Monday, September 15, 2008

Different Approaches to Mass Transit

Very interesting story in the NYTimes today about the transit system in Rochester, New York. It seems the Rochester transit system just cut fares, thus increasing ridership and ultimately making more income.

"The Rochester system, which expects to run a surplus for the third year in a row, has been able to reduce its one-ride fare in part by eliminating some low-trafficked routes, avoiding debt and aggressively raising revenues from other sources. The fare fell to $1 from $1.25 on Sept. 1."

Concurrently, the Rochester system made some creative arrangements with local public schools, colleges and private businesses, all of whom have students or employees who use the system extensively, to help subsidize transit operations.

In contrast, this morning King County Metro announced that it will be adding new bus routes and more frequent service to keep up with rising transit demand, and “revising” bus service for 22 other routes. To support the service expansion Metro has already had to raise fares 25 cents, and another 50-cent increase is in the works.
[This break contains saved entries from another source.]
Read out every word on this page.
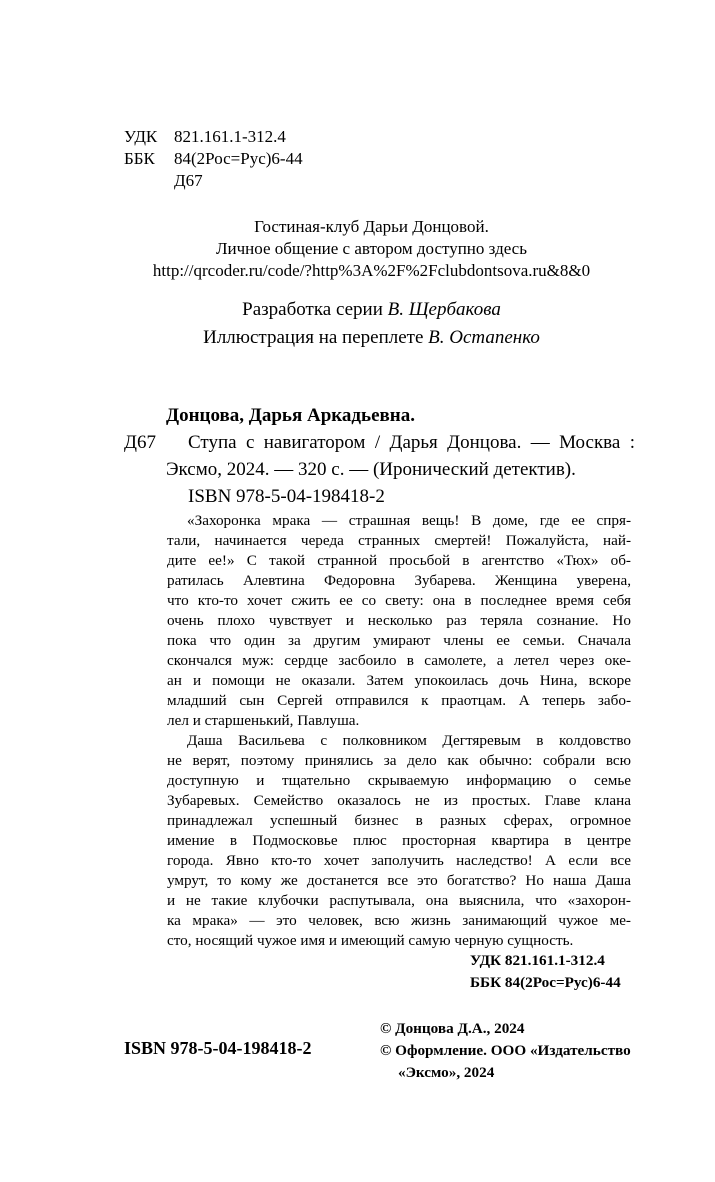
УДК 821.161.1-312.4
ББК 84(2Рос=Рус)6-44
Д67

Гостиная-клуб Дарьи Донцовой.

Личное общение с автором доступно здесь

http://qrcoder.ru/code/?http%3A%2F%2Fclubdontsova.ru&8&0

Разработка серии В. Щербакова

Иллюстрация на переплете В. Остапенко

Донцова, Дарья Аркадьевна.
Д67 Ступа с навигатором / Дарья Донцова. — Москва :

Эксмо, 2024. — 320 с. — (Иронический детектив).

ISBN 978-5-04-198418-2

«Захоронка мрака — страшная вещь! В доме, где ее спря-

тали, начинается череда странных смертей! Пожалуйста, най-

дите ее!» С такой странной просьбой в агентство «Тюх» об-

ратилась Алевтина Федоровна Зубарева. Женщина уверена,

что кто-то хочет сжить ее со свету: она в последнее время себя

очень плохо чувствует и несколько раз теряла сознание. Но

пока что один за другим умирают члены ее семьи. Сначала

скончался муж: сердце засбоило в самолете, а летел через оке-

ан и помощи не оказали. Затем упокоилась дочь Нина, вскоре

младший сын Сергей отправился к праотцам. А теперь забо-

лел и старшенький, Павлуша.

Даша Васильева с полковником Дегтяревым в колдовство

не верят, поэтому принялись за дело как обычно: собрали всю

доступную и тщательно скрываемую информацию о семье

Зубаревых. Семейство оказалось не из простых. Главе клана

принадлежал успешный бизнес в разных сферах, огромное

имение в Подмосковье плюс просторная квартира в центре

города. Явно кто-то хочет заполучить наследство! А если все

умрут, то кому же достанется все это богатство? Но наша Даша

и не такие клубочки распутывала, она выяснила, что «захорон-

ка мрака» — это человек, всю жизнь занимающий чужое ме-

сто, носящий чужое имя и имеющий самую черную сущность.

УДК 821.161.1-312.4
ББК 84(2Рос=Рус)6-44
© Донцова Д.А., 2024
© Оформление. ООО «Издательство
«Эксмо», 2024
ISBN 978-5-04-198418-2
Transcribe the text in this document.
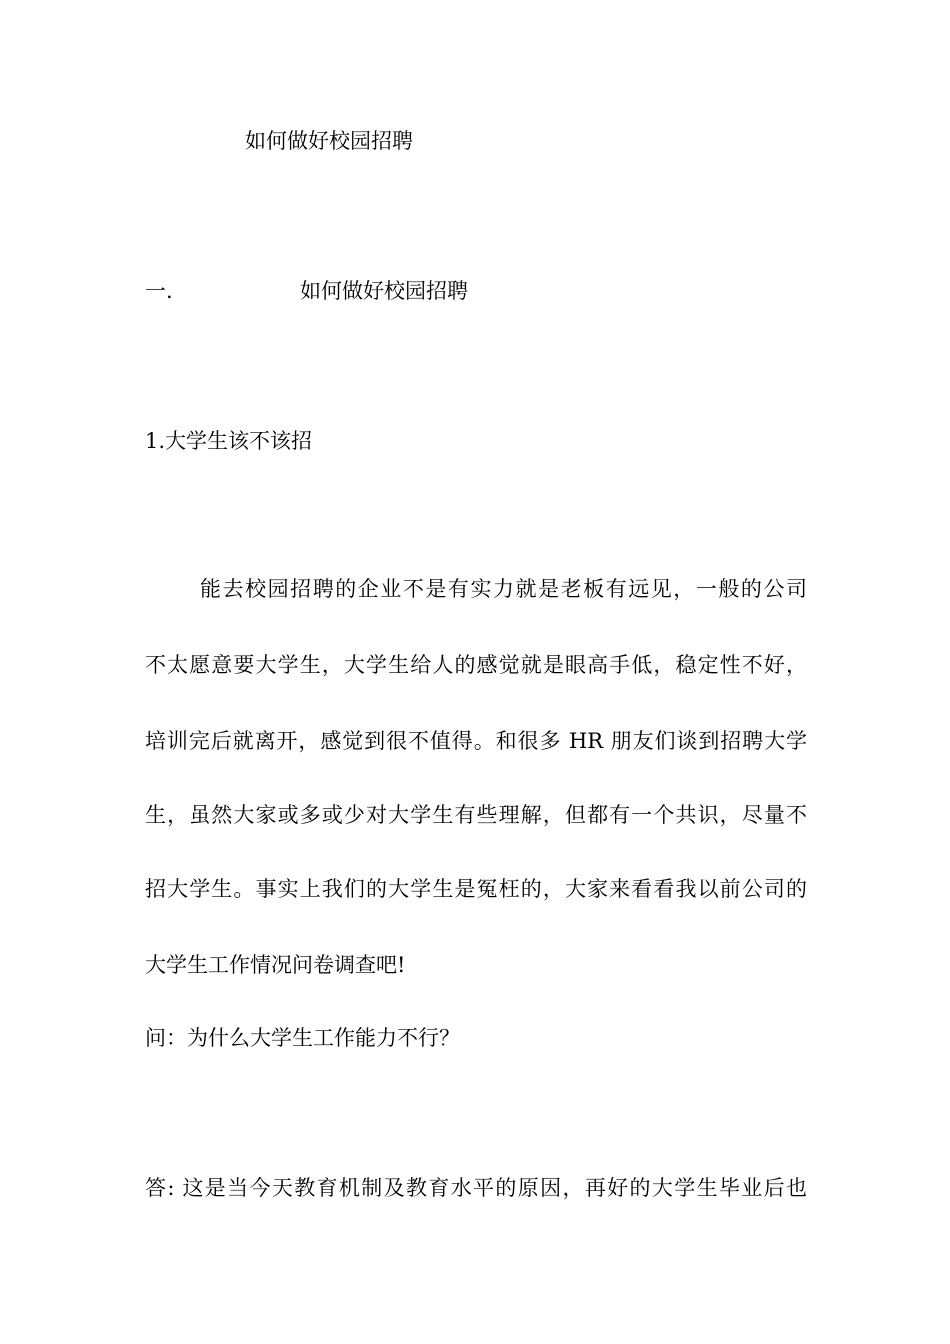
如何做好校园招聘
一.	如何做好校园招聘
1.大学生该不该招
能去校园招聘的企业不是有实力就是老板有远见，一般的公司
不太愿意要大学生，大学生给人的感觉就是眼高手低，稳定性不好，
培训完后就离开，感觉到很不值得。和很多 HR 朋友们谈到招聘大学
生，虽然大家或多或少对大学生有些理解，但都有一个共识，尽量不
招大学生。事实上我们的大学生是冤枉的，大家来看看我以前公司的
大学生工作情况问卷调查吧!
问：为什么大学生工作能力不行？
答: 这是当今天教育机制及教育水平的原因，再好的大学生毕业后也
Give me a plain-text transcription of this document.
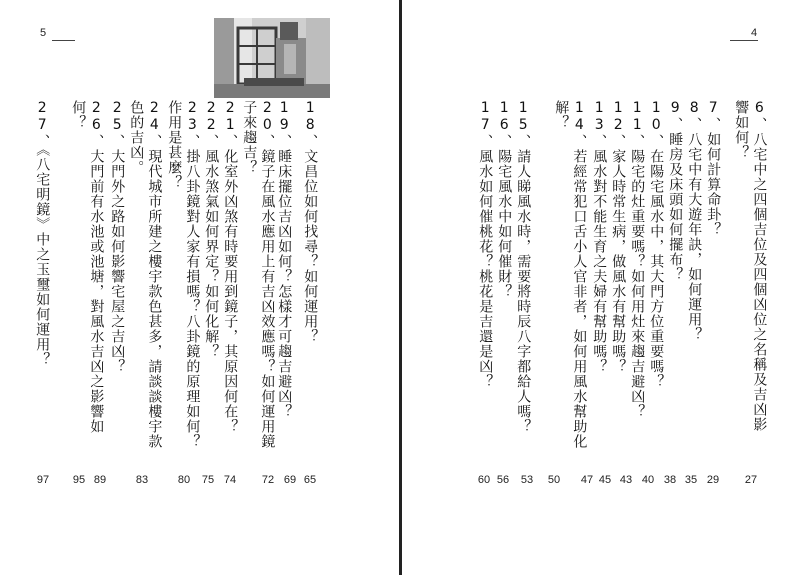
5
18、文昌位如何找尋？如何運用？
19、睡床擺位吉凶如何？怎樣才可趨吉避凶？
20、鏡子在風水應用上有吉凶效應嗎？如何運用鏡
子來趨吉？
21、化室外凶煞有時要用到鏡子，其原因何在？
22、風水煞氣如何界定？如何化解？
23、掛八卦鏡對人家有損嗎？八卦鏡的原理如何？
作用是甚麼？
24、現代城市所建之樓宇款色甚多，請談談樓宇款
色的吉凶。
25、大門外之路如何影響宅屋之吉凶？
26、大門前有水池或池塘，對風水吉凶之影響如
何？
27、《八宅明鏡》中之玉璽如何運用？
65
69
72
74
75
80
83
89
95
97
4
6、八宅中之四個吉位及四個凶位之名稱及吉凶影
響如何？
7、如何計算命卦？
8、八宅中有大遊年訣，如何運用？
9、睡房及床頭如何擺布？
10、在陽宅風水中，其大門方位重要嗎？
11、陽宅的灶重要嗎？如何用灶來趨吉避凶？
12、家人時常生病，做風水有幫助嗎？
13、風水對不能生育之夫婦有幫助嗎？
14、若經常犯口舌小人官非者，如何用風水幫助化
解？
15、請人睇風水時，需要將時辰八字都給人嗎？
16、陽宅風水中如何催財？
17、風水如何催桃花？桃花是吉還是凶？
27
29
35
38
40
43
45
47
50
53
56
60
As Rochester's approach demonstrates, higher fares lead to lower ridership, bringing lower revenues, which launches us once again into the vicious cycle of crowded buses, unreliable schedules, and a less pleasant bus experience.

Obviously there are great differences of scale - Rochester’s Regional Transit Service carries 15 million riders a year, which is a fraction of the King County ridership. But as economic hard times have reduced tax revenues and increased demand for government transit subsidies, Rochester's unusual approach to transit may provide valuable lessons for larger cities that are having trouble balancing increasing demand with reasonable fares. Like Seattle.

Thanks to RocBike for the sweet photo taken on a Rochester bus.